This invention relates to a semiconductor integrated circuit device having an SOI (Silicon on Insulator) structure. More particularly, the invention is concerned with an SOI static electricity protection circuit for preventing an internal circuit from being damaged due to static electricity or the like to be inputted through the input/output pad, and the internal circuit.
In general, a static electricity protection circuit is provided between an input/output pad and an internal circuit to instantaneously release high voltage, such as static electricity, having been inputted through the input/output pad into regions other than the internal circuit (silicon substrate or the like).
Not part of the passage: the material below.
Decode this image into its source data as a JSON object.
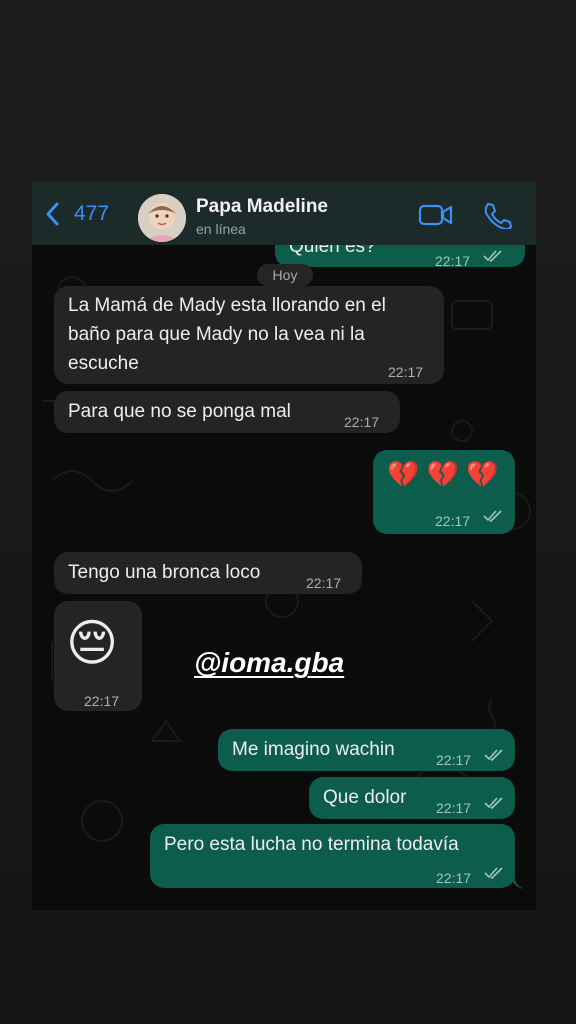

Due to this, the internal circuit (particularly, a MOSFET gate oxide film) is prevented from being damaged due to a high voltage as this.
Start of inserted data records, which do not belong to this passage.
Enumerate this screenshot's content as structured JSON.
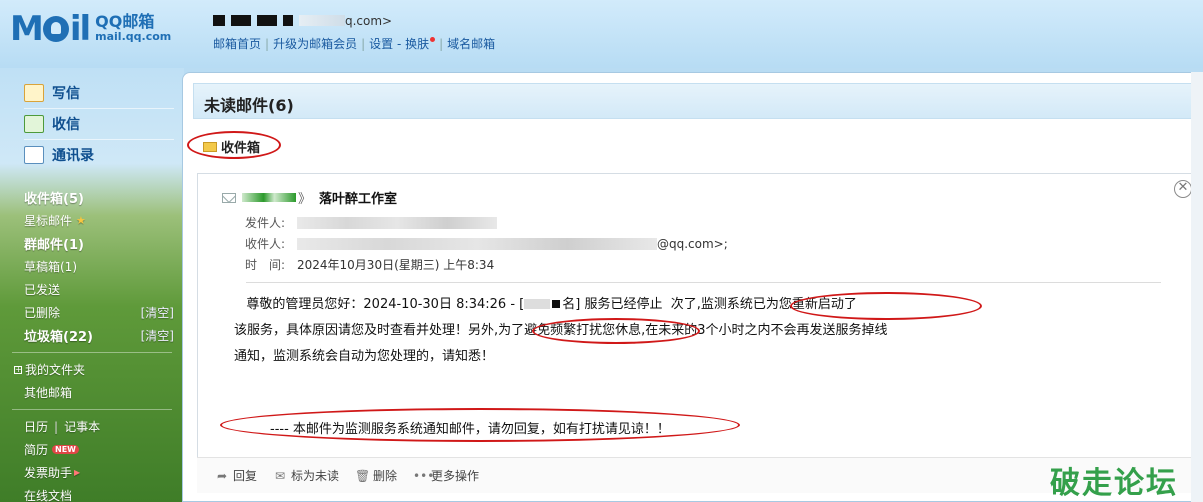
{
  "header": {
    "brand": "QQ邮箱",
    "domain": "mail.qq.com",
    "account_suffix": "q.com>",
    "nav": [
      "邮箱首页",
      "升级为邮箱会员",
      "设置 - 换肤",
      "域名邮箱"
    ]
  },
  "sidebar": {
    "quick": [
      {
        "label": "写信",
        "icon": "pencil-icon"
      },
      {
        "label": "收信",
        "icon": "download-icon"
      },
      {
        "label": "通讯录",
        "icon": "contacts-icon"
      }
    ],
    "folders": [
      {
        "label": "收件箱(5)",
        "bold": true
      },
      {
        "label": "星标邮件",
        "icon": "star-icon"
      },
      {
        "label": "群邮件(1)",
        "bold": true
      },
      {
        "label": "草稿箱(1)"
      },
      {
        "label": "已发送"
      },
      {
        "label": "已删除",
        "action": "[清空]"
      },
      {
        "label": "垃圾箱(22)",
        "bold": true,
        "action": "[清空]"
      }
    ],
    "extra": [
      "我的文件夹",
      "其他邮箱"
    ],
    "apps": [
      "日历",
      "记事本",
      "简历",
      "发票助手",
      "在线文档"
    ],
    "new_badge": "NEW"
  },
  "main": {
    "title": "未读邮件(6)",
    "folder": "收件箱",
    "email": {
      "sender_marker": "》",
      "subject": "落叶醉工作室",
      "from_label": "发件人:",
      "to_label": "收件人:",
      "to_suffix": "@qq.com>;",
      "time_label": "时　间:",
      "time": "2024年10月30日(星期三) 上午8:34",
      "body_p1_a": "尊敬的管理员您好：2024-10-30日 8:34:26  - [",
      "body_p1_b": "名] 服务已经停止",
      "body_p1_c": "次了,",
      "body_hl1": "监测系统已为您重新启动了",
      "body_p2_a": "该服务，具体原因请您及时查看并处理！另外,",
      "body_hl2": "为了避免频繁打扰您休息,",
      "body_p2_b": "在未来的3个小时之内不会再发送服务掉线",
      "body_p3": "通知，监测系统会自动为您处理的，请知悉！",
      "footer": "---- 本邮件为监测服务系统通知邮件，请勿回复，如有打扰请见谅！！"
    },
    "actions": [
      {
        "label": "回复",
        "icon": "reply-icon"
      },
      {
        "label": "标为未读",
        "icon": "envelope-icon"
      },
      {
        "label": "删除",
        "icon": "trash-icon"
      },
      {
        "label": "更多操作",
        "icon": "more-icon"
      }
    ]
  },
  "watermark": "破走论坛"
}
The static electricity protection circuits as above involve avalanche breakdown at PN junctions, snap back owing to MOSFET bipolar operation, punch through by punch-through devices, and so on. The static electricity protection circuits of these types have a performance that the possibility of applying a high voltage to an internal circuit can be decreased with decrease in resistance over a high-voltage releasing path. Furthermore, prevention is also made against thermal breakdown to be caused due to flow of an overcurrent by the static electricity protection circuit itself. That is, static electricity protection performance is enhanced. The resistance is almost determined principally by an area of a PN junction of the static electricity protection circuit through which a high voltage current is to flow and a volume of a substrate.
For static electricity protection circuits made in a bulk structure, the PN junction has an area corresponding to an area of a side surface plus that of a bottom surface thereof, accordingly being sufficient in junction area. Also, the volume is sufficient because the substrate itself corresponds to a bulk.
Meanwhile, the SOI structure includes a buried oxide film on a silicon substrate, and a silicon layer of a first conductivity type in which semiconductor elements are to be built on the buried oxide film.
Recently, in order to realize high speed operation with low power consumption for an internal circuit formed in a silicon layer, there are necessities to completely deplete a MOSFET forming an internal circuit and reduce source and drain capacitance. Due to this, there is a tendency of decreasing the thickness of a silicon layer. In a case that a static electricity protection circuit made in a bulk structure for a semiconductor device is applied directly to a semiconductor device having an SOI structure as stated before, the reduction in silicon layer thickness is meant to decrease the volume of a substrate due to a reduction in thickness of the first conductivity type silicon layer as a substrate besides the decrease in PN junction area due to reduction in PN junction side surface area and losing a bottom surface area.
That is, recently there has been a difficulty in applying a static electricity protection circuit made in a bulk structure for a semiconductor device directly to an SOI-structured semiconductor device, because of the reason as discussed above.